How to help re-engage and reconcile
Building a culture of communication means creating something that goes beyond top-down push messaging. Empowering staff to contribute and comment, having regular surveys to check sentiment (no, a once-a-year eNPS poll isn't enough) and making leaders visual and present can all help. However you get there, it needs to be multidirectional and achieved through a wide range of communication channels.
From an organizational side, employers must invest everything in their teams to complete tasks frictionlessly, ensure the culture is healthy and adequately reward a job well done. But it's also necessary to build a lively community that everyone feels part of. This includes connecting remote, frontline, and deskless workers through mobile technologies or in-person events.
In return, those employees who do feel silently disengaged may reappraise and recognize the efforts made to listen and rebalance work with life. With better channels available for them to speak, one hopes they too will want to re-establish a meaningful connection. That certainly doesn't mean going back to working till burnout, it just means re-opening the channels that quiet quitting suggests have shut down.
Let's not be quiet, let's be noisy — let's have dialogue and debate.
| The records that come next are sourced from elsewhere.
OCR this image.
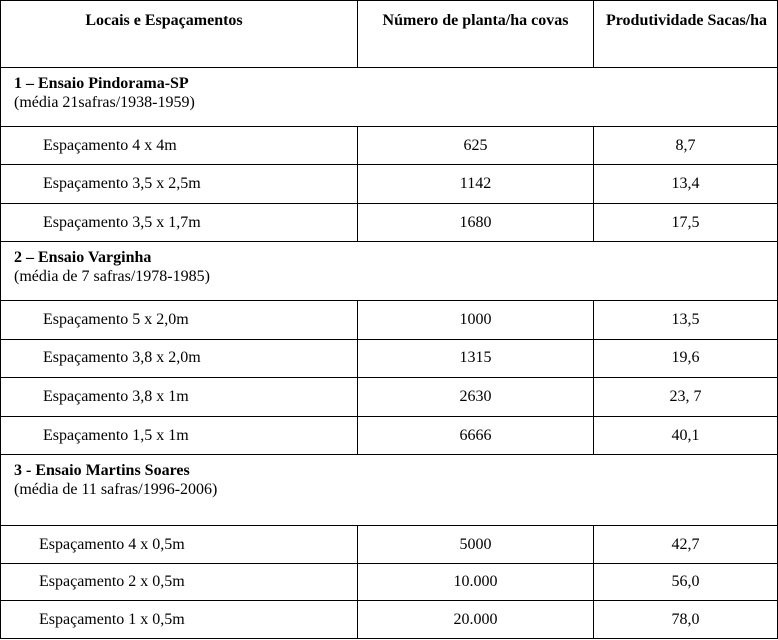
Locais e Espaçamentos	Número de planta/ha covas	Produtividade Sacas/ha

1 – Ensaio Pindorama-SP
(média 21safras/1938-1959)		

Espaçamento 4 x 4m	625	8,7
Espaçamento 3,5 x 2,5m	1142	13,4
Espaçamento 3,5 x 1,7m	1680	17,5

2 – Ensaio Varginha
(média de 7 safras/1978-1985)		

Espaçamento 5 x 2,0m	1000	13,5
Espaçamento 3,8 x 2,0m	1315	19,6
Espaçamento 3,8 x 1m	2630	23, 7
Espaçamento 1,5 x 1m	6666	40,1

3 - Ensaio Martins Soares
(média de 11 safras/1996-2006)		

Espaçamento 4 x 0,5m	5000	42,7
Espaçamento 2 x 0,5m	10.000	56,0
Espaçamento 1 x 0,5m	20.000	78,0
Related: How to Make Meaningful Connections at Work
How can modern workplaces get there?
Most enterprise-level organizations recognize that managing internal communications through a digital workplace is the best way to encourage employees to collaborate, innovate and, perhaps most importantly, communicate.
Transparent and engaging internal communications strategies capable of generating open conversation now tend to mix workplace culture with employee recognition, values, DEI, company goals, strategic targets and critical information.
In the most successful cases, eliciting contributions from across the organization is married with content from the leadership team, helping to encourage greater involvement. And, to combat work-related pressure, greater awareness of well-being initiatives and mental health ensures teams have all the resources available to them if they feel anxious.
Reassessing internal communication and building bridges between everyone is necessary as we experience a moment that feels frayed. Through a combination of technology and expertise, every company can realign and create a new kind of workplace that minimizes conflict and empowers openness and engagement.